The main thing now was to be sure our "passive capture system" was intact, so that a catch, should there be one, would be properly handled, even in our absence. The fishermen along the Southwest coast would contact Mombassa if they caught a coelacanth. Mombassa would notify Charly at the Embassy, who would bring out the cage, fetch a diver friend, and resubmerge the fish to the depth it had been caught at. Then we would be telexed. To cover all bases, in case Charly or Mombassa were indisposed at the time of capture, I also briefed Jean Louis Gerod on the procedure. Neither Charly nor Jean Louis would take any kind of payment from us, which though it helped us financially, made matters otherwise difficult as we had to motivate them purely through the interest of the project, and tactfully at that. In no way could we simply tell them what to do. I'd brought along two interesting books on sharks. One was a big glitzy coffee table affair, the other a small handbook. I'd already given the handbook to Jean Louis as a token gift for showing us the videos and helping with the flashlight fish. I was trying to decide about the big one. Charly, a sportfisherman, was not that interested in fish books. Jean Louis was, but was he really helping us or not? He seemed so casual about everything. However, when Jean Louis agreed to help with the cage submersion procedure, I handed him the big book as a "Christmas present." He was delighted. As events would show, that simple act might well have spelled the undoing of our entire project.
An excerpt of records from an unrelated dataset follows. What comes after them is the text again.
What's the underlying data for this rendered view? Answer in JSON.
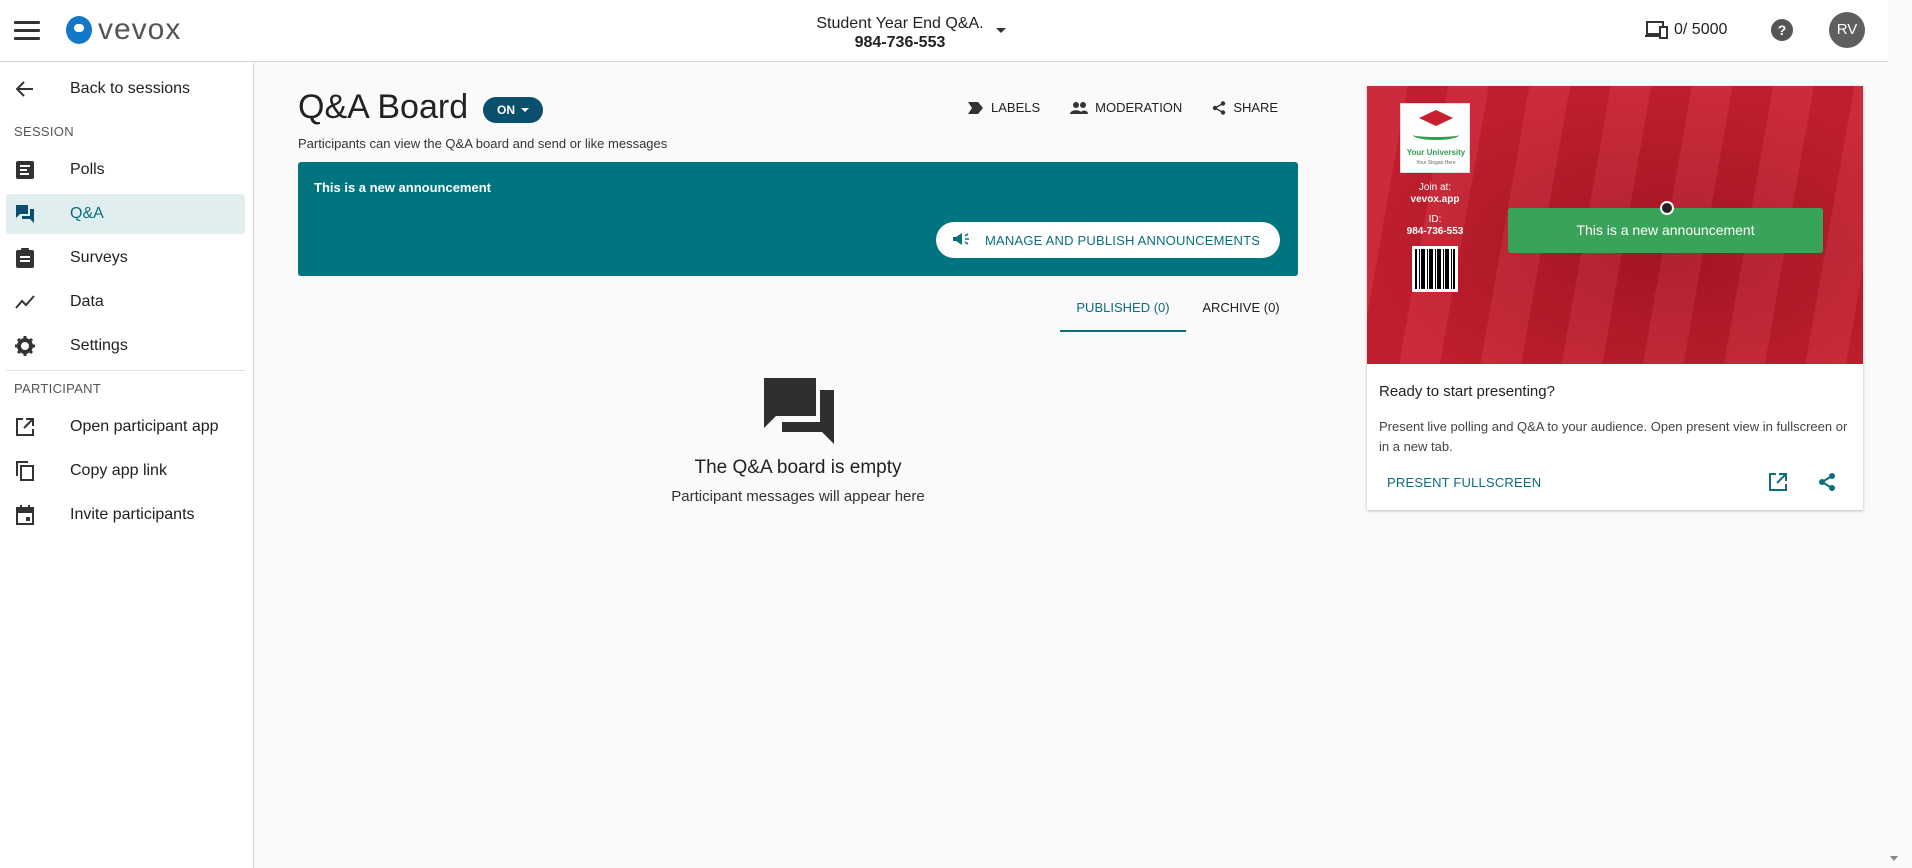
{
  "header": {
    "logo_text": "vevox",
    "session_name": "Student Year End Q&A.",
    "session_code": "984-736-553",
    "devices_count": "0/ 5000",
    "help_label": "?",
    "avatar_initials": "RV"
  },
  "sidebar": {
    "back_label": "Back to sessions",
    "session_section": "SESSION",
    "items": [
      {
        "label": "Polls",
        "icon": "polls-icon"
      },
      {
        "label": "Q&A",
        "icon": "qa-icon"
      },
      {
        "label": "Surveys",
        "icon": "surveys-icon"
      },
      {
        "label": "Data",
        "icon": "data-icon"
      },
      {
        "label": "Settings",
        "icon": "gear-icon"
      }
    ],
    "participant_section": "PARTICIPANT",
    "participant_items": [
      {
        "label": "Open participant app",
        "icon": "open-external-icon"
      },
      {
        "label": "Copy app link",
        "icon": "copy-icon"
      },
      {
        "label": "Invite participants",
        "icon": "calendar-icon"
      }
    ]
  },
  "main": {
    "title": "Q&A Board",
    "toggle_label": "ON",
    "subtitle": "Participants can view the Q&A board and send or like messages",
    "actions": {
      "labels": "LABELS",
      "moderation": "MODERATION",
      "share": "SHARE"
    },
    "announcement": {
      "text": "This is a new announcement",
      "manage_label": "MANAGE AND PUBLISH ANNOUNCEMENTS"
    },
    "tabs": {
      "published": "PUBLISHED (0)",
      "archive": "ARCHIVE (0)"
    },
    "empty": {
      "title": "The Q&A board is empty",
      "subtitle": "Participant messages will appear here"
    }
  },
  "present_card": {
    "preview": {
      "university_name": "Your University",
      "university_slogan": "Your Slogan Here",
      "join_label": "Join at:",
      "join_url": "vevox.app",
      "id_label": "ID:",
      "id_value": "984-736-553",
      "announcement": "This is a new announcement"
    },
    "title": "Ready to start presenting?",
    "description": "Present live polling and Q&A to your audience. Open present view in fullscreen or in a new tab.",
    "present_label": "PRESENT FULLSCREEN"
  },
  "colors": {
    "teal": "#007580",
    "accent_text": "#0a6e7e",
    "toggle": "#0a4f6e",
    "preview_red": "#c8202f",
    "preview_green": "#3aa35a"
  }
}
On December 18, 1987, after staying on two weeks longer than planned, I returned to New York to celebrate Christmas 1987 with my family. I was not that terribly depressed about the expeditions failure to catch a coelacanth. The Comoros are always exciting for me--I was getting hooked on the place--and this was just our first try. We would be back in January with some kind of new approach. Then, On December 27, 1987, two days after my Christmas in New York, the following telex from the Comoros was read onto my answering machine in New York by Janet Olsen, Arn Neice's secretary at company, E.T Browne Inc.:
FOR: EXPLORERS CLUB--J. HAMLIN
SUBJECT: COELACANTH
COELACANTH CAUGHT BY ICONI FISHERMAN EVENING OF DEC 26. FISH PUT
INTO CAGE AND LOWERED TO BOTTOM AT 150 METERS BY 3:08 AM. DC 27.
BUOY INDICATING LOCATION OF SUBMERGED CAGE/FISH DISAPPEARED NIGHT
OF DEC 27/28. ATTEMPTS TO LOCATE ROPE/CAGE FROM SURFACE UNSUCCESSFUL.
BELIEVE SONAR COULD BE USED TO LOCATE CAGE, BUT NO ONE HERHOW
[here knows how] TO USE IT. SUGGEST SOMEONE COME ASAP TO TRY TO
RECOVER CAGE AND/OR FISH. PLEASE ADVISE.
AMERICAN EMBASSY
MORONI COMORES

The words etched into my brain as though they had been traced with a soldering gun. The "biological find of the century," the focus now of two years activity, was alive in a cage with no marker, on the bottom of the Indian Ocean, eight thousand miles away.